Calefacciones solares: La altiplanicie andina se sitúa a más de 3.500 metros sobre el nivel del mar donde las temperaturas del aire son muy bajas. En invierno, los niños soportan temperaturas de 0 grados en las aulas escolares, lo cual perjudica su salud y la posibilidad de asimilar la educación. Frecuentemente se observan enfermedades del aparato respiratorio (tos, pulmonía, resfríos). Con los sistemas de calefacción solar se logran  temperaturas en las aulas o ambientes mucho más agradables y saludables para alumnos y maestros.
 
Riego en cultivos andinos: En los pueblos se encuentran parcelas de tierra que no pueden ser trabajados por falta del agua para el riego. El empleo de tecnologías de riego por goteo, en combinación con el uso de pequeñas bombas de agua accionadas con paneles solares fotovoltaicos, permite la agricultura donde no se podía cultivar nada o se obtenían cosechas con poco rendimiento.
 
Agua potable por bombeo solar: En los pueblos con escasez de agua, colaborar en la provisión de un sistema de bombeo con paneles solares.

Jujuy precursora

Las primeras instalaciones de artefactos que funcionan por medio de energía solar (cocinas, calefones, hornos, calefactores) fueron colocados en los años ´90, en escuelas y comunidades de la Puna y la Quebrada de Jujuy. La Fundación EcoAndina estuvo -y sigue estando- atrás de cada uno de esas instalaciones, que ya suman más de 380 en diferentes lugares de la región. Los primeros fueron importados, luego se transfirió tecnología y diseñaron las adaptaciones más convenientes por las características ambientales.

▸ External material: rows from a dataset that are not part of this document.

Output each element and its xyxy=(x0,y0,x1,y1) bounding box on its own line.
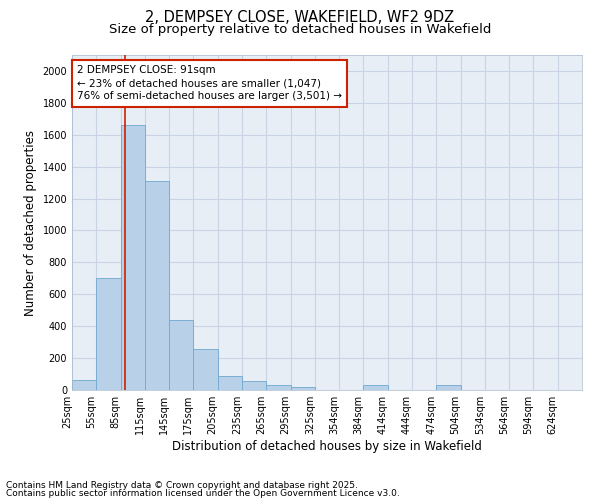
X-axis label: Distribution of detached houses by size in Wakefield: Distribution of detached houses by size … xyxy=(172,440,482,453)
Bar xyxy=(145,181,169,390)
Text: 2 DEMPSEY CLOSE: 91sqm
← 23% of detached houses are smaller (1,047)
76% of semi-: 2 DEMPSEY CLOSE: 91sqm ← 23% of detached… xyxy=(77,65,342,102)
Bar xyxy=(266,385,290,390)
Bar xyxy=(169,320,193,390)
Bar xyxy=(290,387,315,390)
Bar xyxy=(96,278,121,390)
Bar xyxy=(193,350,218,390)
Text: Contains HM Land Registry data © Crown copyright and database right 2025.: Contains HM Land Registry data © Crown c… xyxy=(6,480,358,490)
Text: Contains public sector information licensed under the Open Government Licence v3: Contains public sector information licen… xyxy=(6,489,400,498)
Y-axis label: Number of detached properties: Number of detached properties xyxy=(24,130,37,316)
Text: 2, DEMPSEY CLOSE, WAKEFIELD, WF2 9DZ: 2, DEMPSEY CLOSE, WAKEFIELD, WF2 9DZ xyxy=(145,10,455,25)
Bar xyxy=(218,376,242,390)
Bar xyxy=(242,381,266,390)
Bar xyxy=(364,385,388,390)
Bar xyxy=(121,125,145,390)
Bar xyxy=(436,385,461,390)
Bar xyxy=(72,380,96,390)
Text: Size of property relative to detached houses in Wakefield: Size of property relative to detached ho… xyxy=(109,22,491,36)
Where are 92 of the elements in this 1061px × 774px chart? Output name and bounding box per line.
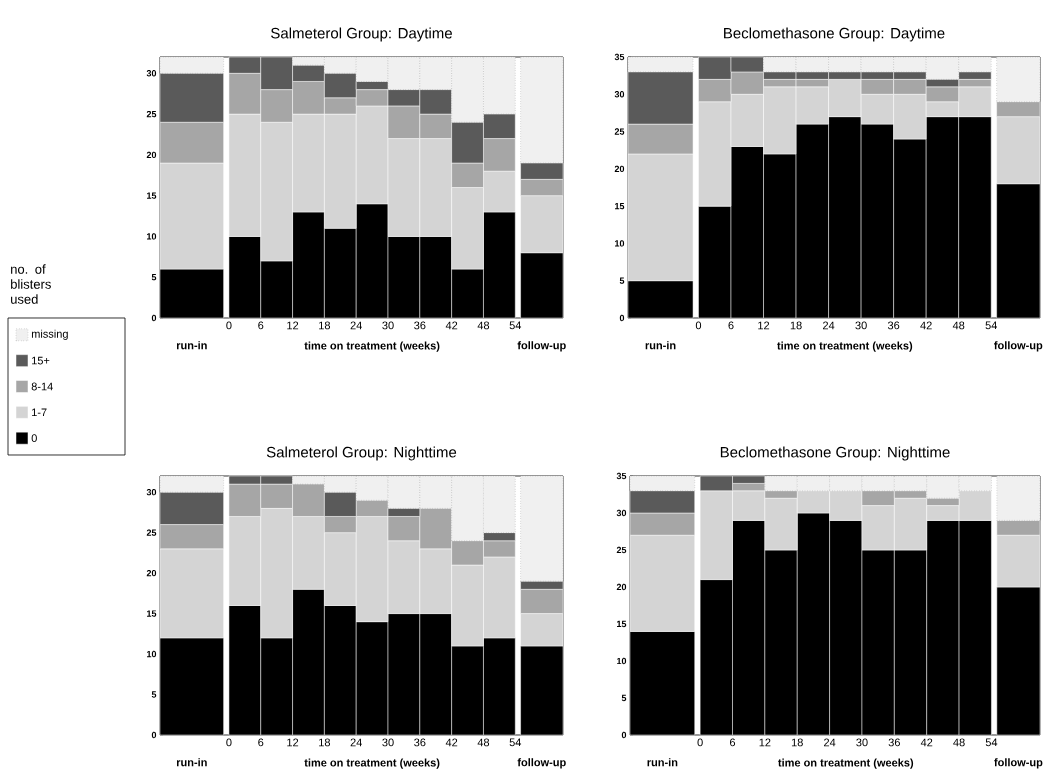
x-tick-label: 24 — [824, 738, 836, 747]
y-tick-label: 15 — [147, 610, 157, 617]
x-tick-label: 24 — [350, 321, 362, 330]
legend-label: 8-14 — [31, 382, 53, 391]
x-tick-label: 54 — [509, 321, 522, 330]
y-tick-label: 25 — [146, 529, 157, 536]
x-axis-title: time on treatment (weeks) — [778, 758, 914, 769]
y-tick-label: 25 — [614, 128, 625, 135]
x-tick-label: 42 — [445, 321, 458, 330]
text: run-in — [176, 341, 207, 350]
x-tick-label: 24 — [823, 321, 835, 330]
y-tick-label: 15 — [147, 192, 157, 199]
y-tick-label: 10 — [617, 657, 627, 665]
legend-label: 1-7 — [32, 408, 47, 417]
x-tick-label: 18 — [319, 738, 331, 747]
x-tick-label: 12 — [759, 738, 771, 747]
text: follow-up — [994, 758, 1043, 769]
legend-label: 0 — [31, 434, 37, 443]
y-tick-label: 15 — [617, 620, 627, 628]
x-tick-label: 12 — [287, 738, 299, 747]
legend-label: missing — [31, 329, 68, 340]
x-tick-label: 0 — [697, 738, 703, 747]
y-tick-label: 5 — [151, 691, 157, 698]
x-tick-label: 48 — [477, 321, 490, 330]
y-tick-label: 30 — [146, 70, 157, 77]
y-tick-label: 5 — [619, 277, 625, 284]
chart-title: Beclomethasone Group: Daytime — [724, 27, 945, 42]
x-axis-title: time on treatment (weeks) — [777, 341, 913, 352]
x-tick-label: 30 — [382, 738, 394, 747]
y-tick-label: 5 — [151, 274, 157, 281]
x-tick-label: 36 — [414, 321, 426, 330]
y-tick-label: 20 — [614, 165, 625, 173]
chart-title: Beclomethasone Group: Nighttime — [720, 446, 950, 461]
x-tick-label: 48 — [952, 321, 965, 330]
x-tick-label: 12 — [287, 321, 299, 330]
y-tick-label: 0 — [151, 314, 157, 322]
x-tick-label: 42 — [920, 738, 933, 747]
y-tick-label: 25 — [616, 546, 627, 554]
y-tick-label: 20 — [616, 583, 627, 591]
x-tick-label: 6 — [258, 321, 264, 330]
x-tick-label: 54 — [985, 321, 997, 330]
y-tick-label: 25 — [146, 110, 157, 118]
x-tick-label: 12 — [758, 321, 770, 330]
x-tick-label: 0 — [226, 738, 232, 747]
x-tick-label: 6 — [730, 738, 736, 747]
x-tick-label: 30 — [855, 321, 867, 330]
x-tick-label: 18 — [790, 321, 802, 330]
x-tick-label: 48 — [477, 738, 490, 747]
legend-label: 15+ — [32, 356, 50, 365]
y-tick-label: 10 — [615, 240, 625, 247]
y-tick-label: 30 — [614, 91, 625, 98]
y-tick-label: 15 — [615, 202, 625, 210]
x-tick-label: 30 — [856, 738, 868, 747]
x-tick-label: 36 — [414, 738, 426, 747]
y-tick-label: 35 — [616, 472, 627, 480]
legend-title: no. of blisters used — [11, 264, 51, 304]
x-tick-label: 0 — [226, 321, 232, 330]
y-tick-label: 0 — [619, 314, 625, 322]
y-tick-label: 20 — [146, 151, 157, 159]
y-tick-label: 10 — [147, 650, 157, 658]
x-tick-label: 6 — [728, 321, 734, 330]
y-tick-label: 30 — [146, 488, 157, 496]
text: follow-up — [994, 341, 1043, 352]
text: follow-up — [517, 341, 566, 352]
x-tick-label: 18 — [319, 321, 331, 330]
x-tick-label: 36 — [887, 321, 900, 330]
text: follow-up — [517, 758, 566, 769]
chart-title: Salmeterol Group: Nighttime — [266, 446, 457, 461]
x-tick-label: 6 — [258, 738, 264, 747]
y-tick-label: 0 — [151, 731, 157, 739]
x-tick-label: 54 — [509, 738, 522, 747]
y-tick-label: 35 — [614, 53, 625, 61]
x-tick-label: 24 — [350, 738, 362, 747]
x-tick-label: 48 — [953, 738, 965, 747]
text: run-in — [176, 758, 207, 767]
text: run-in — [645, 341, 676, 350]
chart-title: Salmeterol Group: Daytime — [271, 27, 452, 42]
y-tick-label: 20 — [146, 569, 157, 577]
x-axis-title: time on treatment (weeks) — [304, 341, 440, 352]
x-tick-label: 42 — [920, 321, 932, 330]
y-tick-label: 0 — [621, 731, 627, 739]
x-axis-title: time on treatment (weeks) — [304, 758, 440, 769]
text: run-in — [647, 758, 678, 767]
x-tick-label: 18 — [791, 738, 803, 747]
y-tick-label: 30 — [616, 509, 627, 517]
x-tick-label: 36 — [888, 738, 900, 747]
y-tick-label: 10 — [147, 233, 157, 240]
x-tick-label: 54 — [985, 738, 998, 747]
x-tick-label: 42 — [445, 738, 458, 747]
x-tick-label: 0 — [695, 321, 702, 330]
x-tick-label: 30 — [382, 321, 394, 330]
y-tick-label: 5 — [621, 694, 627, 702]
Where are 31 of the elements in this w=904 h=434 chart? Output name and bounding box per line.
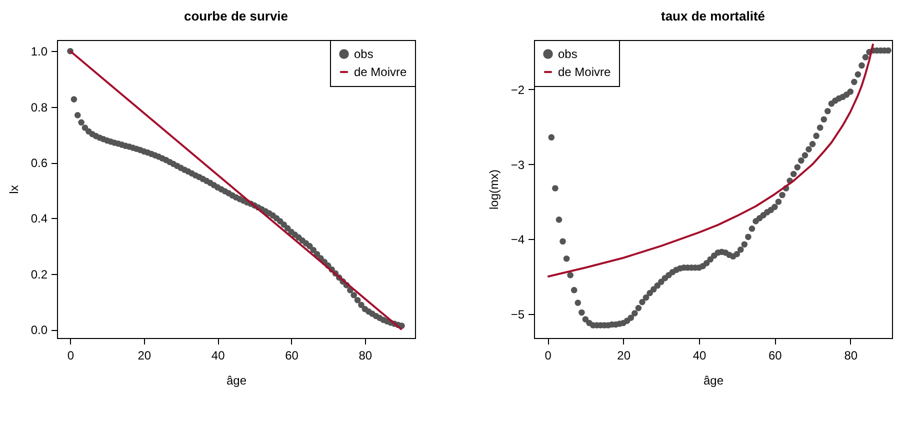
y-tick-label: −2 [510,82,525,97]
y-axis-title: log(mx) [486,169,501,210]
x-tick-label: 60 [768,348,782,362]
legend-label: obs [558,47,578,61]
x-axis-title: âge [226,374,247,388]
y-tick-label: 1.0 [30,44,48,59]
y-tick-label: 0.4 [30,212,48,226]
legend-label: de Moivre [558,65,612,79]
y-axis-title: lx [6,185,21,194]
x-tick-label: 0 [544,348,552,362]
x-tick-label: 20 [617,348,631,362]
x-axis-title: âge [703,374,724,388]
x-tick-label: 80 [844,348,858,362]
y-tick-label: 0.2 [30,267,48,282]
y-tick-label: 0.0 [30,323,48,338]
y-tick-label: −5 [510,308,525,322]
y-tick-label: 0.8 [30,100,48,114]
y-tick-label: 0.6 [30,156,48,170]
legend-label: obs [354,47,374,61]
chart-title: courbe de survie [184,8,288,24]
x-tick-label: 40 [211,348,226,362]
x-tick-label: 20 [138,348,152,362]
y-tick-label: −4 [510,232,525,247]
x-tick-label: 80 [358,348,372,362]
chart-title: taux de mortalité [660,8,766,24]
x-tick-label: 40 [692,348,706,362]
line-series [546,42,874,278]
x-tick-label: 60 [285,348,299,362]
legend-label: de Moivre [354,65,408,79]
y-tick-label: −3 [510,158,525,172]
x-tick-label: 0 [67,348,74,362]
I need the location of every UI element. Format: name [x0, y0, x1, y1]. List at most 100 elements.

“La propuesta desde entonces fue encontrar una alternativa energética al uso de las escasas plantas leñosas, lo que provoca desertificación, y al uso de garrafas de gas, por el costo y porque no siempre llegan a los pueblos más distantes", afirma Rojo. En esta trayectoria EcoAndina estuvo apoyada por el Consejo Federal de Inversiones (CFI), con el "Programa energía solar a comunidades rurales"; también recibieron varias donaciones del Proyecto de Energías Renovables en Mercados Eléctricos Rurales (PERMER), componente calórica de la Secretaría de Energía de la Nación. Este último abastece de paneles fotovoltaicos, que permiten generar electricidad en casas, parajes y pueblos distantes a la red eléctrica y está instrumentado por la Empresa Jujeña de Servicios Eléctricos Distribuidos (EJSEDSA).